The solution provided is configurable and scalable to the needs of your organization. Follow the steps below to easily get started.

Prereqs

This guide assumes that you are using a Linux/Mac system and have a web server set up for serving the application. Instructions/scripts may need to be tweaked for users running Windows. You will need a Python3 installation. The solution has been tested on Python 3.10.4. If you need instructions for installing Python on your system, please visit https://www.python.org/downloads/

Steps

  1. Clone the repository https://docs.github.com/en/repositories/creating-and-managing-repositories/cloning-a-repository

  2. Copy the file called "config_example.ini" to a new file called "config.ini" in the same directory. From a terminal, you can run the following:

    cp config_example.ini config.ini

    WARNING - Skipping this step or putting in incorrect values in the next step can lead to application errors.

  3. Edit the config.ini file with the correct values for your environment.

    a. Logging - set to True if you would like to enable Debug level logging for the module or False otherwise. Output will be directed to "webhook_listener.log".

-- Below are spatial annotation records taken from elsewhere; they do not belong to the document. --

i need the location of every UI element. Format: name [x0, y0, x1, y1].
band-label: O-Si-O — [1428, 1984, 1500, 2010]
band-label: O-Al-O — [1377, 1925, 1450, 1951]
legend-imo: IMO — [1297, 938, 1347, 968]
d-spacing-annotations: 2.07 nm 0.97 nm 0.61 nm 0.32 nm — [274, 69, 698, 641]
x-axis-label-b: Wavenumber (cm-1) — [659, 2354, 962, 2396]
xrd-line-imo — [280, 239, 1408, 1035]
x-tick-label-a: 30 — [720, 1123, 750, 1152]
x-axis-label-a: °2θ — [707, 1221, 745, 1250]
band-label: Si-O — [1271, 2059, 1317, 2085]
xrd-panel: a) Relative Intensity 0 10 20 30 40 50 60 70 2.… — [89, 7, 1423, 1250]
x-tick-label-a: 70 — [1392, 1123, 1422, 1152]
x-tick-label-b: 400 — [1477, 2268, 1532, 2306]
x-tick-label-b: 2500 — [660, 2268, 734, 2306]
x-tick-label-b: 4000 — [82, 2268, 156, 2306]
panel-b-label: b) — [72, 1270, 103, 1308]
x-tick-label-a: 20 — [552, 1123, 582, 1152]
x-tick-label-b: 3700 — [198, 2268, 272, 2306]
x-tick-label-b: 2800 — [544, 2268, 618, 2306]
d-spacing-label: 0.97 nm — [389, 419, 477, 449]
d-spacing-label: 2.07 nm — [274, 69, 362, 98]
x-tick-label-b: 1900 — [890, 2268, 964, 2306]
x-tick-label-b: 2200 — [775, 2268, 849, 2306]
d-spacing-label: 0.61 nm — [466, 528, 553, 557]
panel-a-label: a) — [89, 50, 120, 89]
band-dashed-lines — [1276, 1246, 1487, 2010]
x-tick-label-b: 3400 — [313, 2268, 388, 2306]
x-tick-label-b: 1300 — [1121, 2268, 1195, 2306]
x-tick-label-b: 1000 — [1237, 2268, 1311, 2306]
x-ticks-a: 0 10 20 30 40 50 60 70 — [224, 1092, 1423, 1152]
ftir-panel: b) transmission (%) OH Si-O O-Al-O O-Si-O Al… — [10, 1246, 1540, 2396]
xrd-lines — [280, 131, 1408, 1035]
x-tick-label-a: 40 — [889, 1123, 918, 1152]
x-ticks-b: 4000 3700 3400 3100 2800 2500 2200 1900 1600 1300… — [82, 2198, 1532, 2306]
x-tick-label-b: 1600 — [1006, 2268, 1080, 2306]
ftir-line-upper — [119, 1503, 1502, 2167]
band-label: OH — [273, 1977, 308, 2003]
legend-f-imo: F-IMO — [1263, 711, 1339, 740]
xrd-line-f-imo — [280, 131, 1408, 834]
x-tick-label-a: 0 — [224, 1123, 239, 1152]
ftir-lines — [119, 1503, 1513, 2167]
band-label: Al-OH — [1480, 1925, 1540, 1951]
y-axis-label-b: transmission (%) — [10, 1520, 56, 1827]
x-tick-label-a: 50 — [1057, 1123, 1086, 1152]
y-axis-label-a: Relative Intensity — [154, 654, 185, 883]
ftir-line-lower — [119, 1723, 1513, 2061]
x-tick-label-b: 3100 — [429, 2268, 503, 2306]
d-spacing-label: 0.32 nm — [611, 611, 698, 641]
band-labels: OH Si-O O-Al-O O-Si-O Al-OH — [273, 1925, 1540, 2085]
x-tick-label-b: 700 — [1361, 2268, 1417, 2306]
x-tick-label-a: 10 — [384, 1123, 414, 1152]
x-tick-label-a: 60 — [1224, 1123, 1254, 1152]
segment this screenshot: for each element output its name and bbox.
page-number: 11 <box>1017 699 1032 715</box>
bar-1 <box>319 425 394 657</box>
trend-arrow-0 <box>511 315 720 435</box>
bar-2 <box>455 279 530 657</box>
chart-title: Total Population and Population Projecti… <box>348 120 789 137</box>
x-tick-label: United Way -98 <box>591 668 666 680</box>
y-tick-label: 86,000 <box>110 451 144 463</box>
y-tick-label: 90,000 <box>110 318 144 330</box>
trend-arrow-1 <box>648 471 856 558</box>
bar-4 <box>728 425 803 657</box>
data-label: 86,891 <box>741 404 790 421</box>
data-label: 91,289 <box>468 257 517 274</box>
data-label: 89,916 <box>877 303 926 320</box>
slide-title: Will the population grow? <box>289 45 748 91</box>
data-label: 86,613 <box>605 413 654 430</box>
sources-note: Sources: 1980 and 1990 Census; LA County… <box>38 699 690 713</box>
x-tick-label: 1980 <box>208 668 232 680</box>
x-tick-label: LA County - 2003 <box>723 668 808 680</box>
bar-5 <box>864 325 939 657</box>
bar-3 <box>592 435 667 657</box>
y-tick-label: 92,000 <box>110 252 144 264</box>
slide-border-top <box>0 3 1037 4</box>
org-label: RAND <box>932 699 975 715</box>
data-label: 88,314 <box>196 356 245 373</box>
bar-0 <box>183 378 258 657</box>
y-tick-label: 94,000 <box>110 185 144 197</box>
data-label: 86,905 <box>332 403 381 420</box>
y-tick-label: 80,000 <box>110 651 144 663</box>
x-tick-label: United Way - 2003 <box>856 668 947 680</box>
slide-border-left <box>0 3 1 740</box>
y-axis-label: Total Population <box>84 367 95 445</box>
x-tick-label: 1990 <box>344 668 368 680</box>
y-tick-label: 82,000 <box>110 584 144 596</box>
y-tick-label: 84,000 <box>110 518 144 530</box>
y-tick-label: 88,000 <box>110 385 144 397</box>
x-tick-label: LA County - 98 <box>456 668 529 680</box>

    WARNING - Output will be appended to this file while the application is running, which means that there is a potential for a large log file that fills up memory. It's only advised that you enable logging for testing or debugging the application or frequently archive/remove the log file.

    b. Organization - Enter the Github organization name for the repo owner. Must match Github Organization name exactly.

    c. User - This is the admin or owner user name responsible for setting up the webhook server/protection module. Must match Github user name exactly.

    d. AuthToken - Admin's auth token for making Github API calls. See https://docs.github.com/en/authentication/keeping-your-account-and-data-secure/creating-a-personal-access-token for more information on setting this up.

    e. WebhookSecret - Enter the high-entropy value to be used for setting up the Webhook. See https://docs.github.com/en/developers/webhooks-and-events/webhooks/securing-your-webhooks for help setting one up.

    f. Port - The port used for serving content on your web server.

    g. Host - The server's host address.

  4. Run the run.sh script. This will install start a Python virtual environment, install application dependencies, and start the application using the host and port provided in the config.ini file. If using a bash emulator such as MINGW or Git Bash on a Windows system, edit run.sh by following the directions in the comments. Run the script by entering the following in a terminal program:

    ./run.sh

  5. Set up a webhook for your organization. This can be done either through the Github Web UI or the API. Make sure that the paylod URL is your server address, followed by "/createRepo". For example, the payload URL could look something like "https://623a-108-51-128-227.ngrok.io/createRepo". Also make sure that the content type is application/json, the secret matches the WebhookSecret found in your config.ini file from step #3.e, and the webhook is triggered on "Repositories" type events. You can follow the instructions found here: https://docs.github.com/en/developers/webhooks-and-events/webhooks/creating-webhooks A script has been provided in the utils folder called "create_webhook.py" that can be run in a terminal program by running the command below where the url parameter is the payload URL described above:

    ./utils/create_webhook.py url

  6. At this point, the application should be operating. To test, create a new repo in the organization. Verify operation by checking that all of the steps enumerated in the "How Does It Work?" section were completed. To debug, check the Webhooks console in your Organization Settings and view the Recent Deliveries tab. Successful delivery should be marked by a Status 200 code.